MANILA — The Philippines has filed 78 diplomatic protests against China since President Rodrigo Duterte took office in 2016, according to data provided by the Department of Foreign Affairs (DFA) Monday.
"There have been 78 diplomatic protests to China under PRRD," DFA Office of Strategic Communication and Research Executive Director Ivy Banzon-Abalos told reporters.
On Friday, the Philippines filed two new diplomatic protests against China over its illegal and lingering presence in Philippine waters, the DFA said.
It had vowed to continuously file diplomatic actions until Beijing's ships leave the country's exclusive economic zone (EEZ), which is believed to hold valuable gas and oil deposits.
The DFA has said that the "continued swarming and threatening presence of the Chinese vessels creates an atmosphere of instability and is a blatant disregard of the commitments by China to promote peace and stability in the region."
China's sweeping claims over almost the entire South China Sea has been adjudged to have no legal basis by a UN-backed arbitration court in The Hague last 2016.
The DFA has repeatedly demanded that China adhere to international law, including the 1982 United Nations Convention on the Law of the Sea (UNCLOS) as well as the arbitral ruling.

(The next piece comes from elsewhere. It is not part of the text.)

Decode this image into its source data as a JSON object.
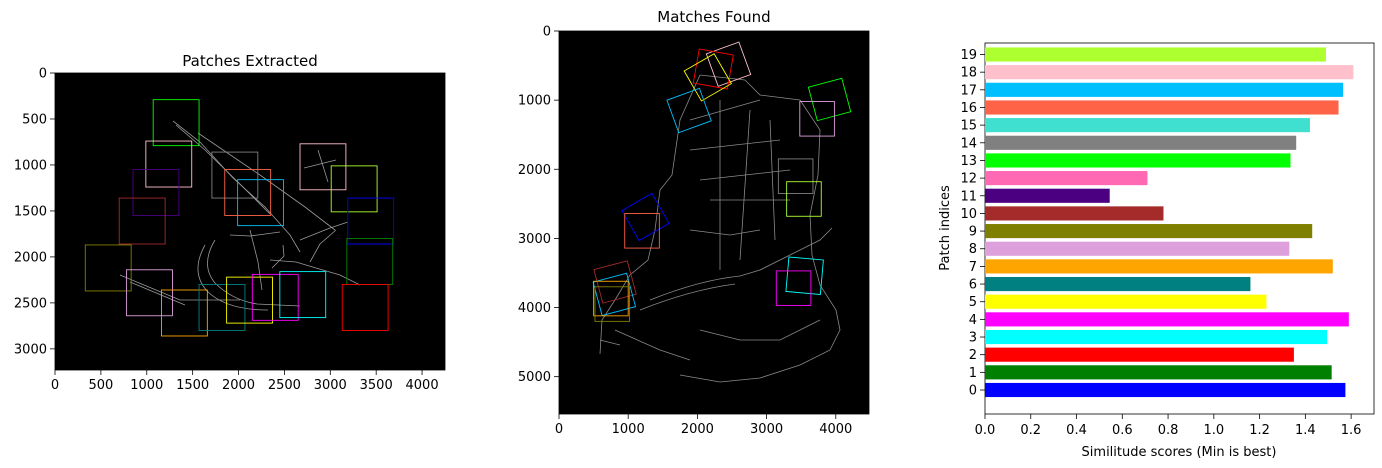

Last week, Malacañang said President Rodrigo Duterte has not spoken about the presence of Chinese boats in the West Philippine Sea because his aides have already done so.
Under the doctrine of qualified political agency, "the utterances of the alter egos are utterances of the President, unless the President renounces them," said Duterte's spokesman Harry Roque.
"Kapag hindi po dini-disown ng Presidente ang sinasabi ng kaniyang mga alter egos, parang siya na ang nagsasalita. Hindi na siya kinakailangan magsalita," Roque said.
Since coming to power in 2016, Duterte has criticized US foreign policy and sought to improve ties with Beijing, but China's maritime assertiveness has put him in a difficult spot at times.
China's sweeping claims over almost the entire South China Sea had been declared to have no legal basis by a UN-backed arbitration court.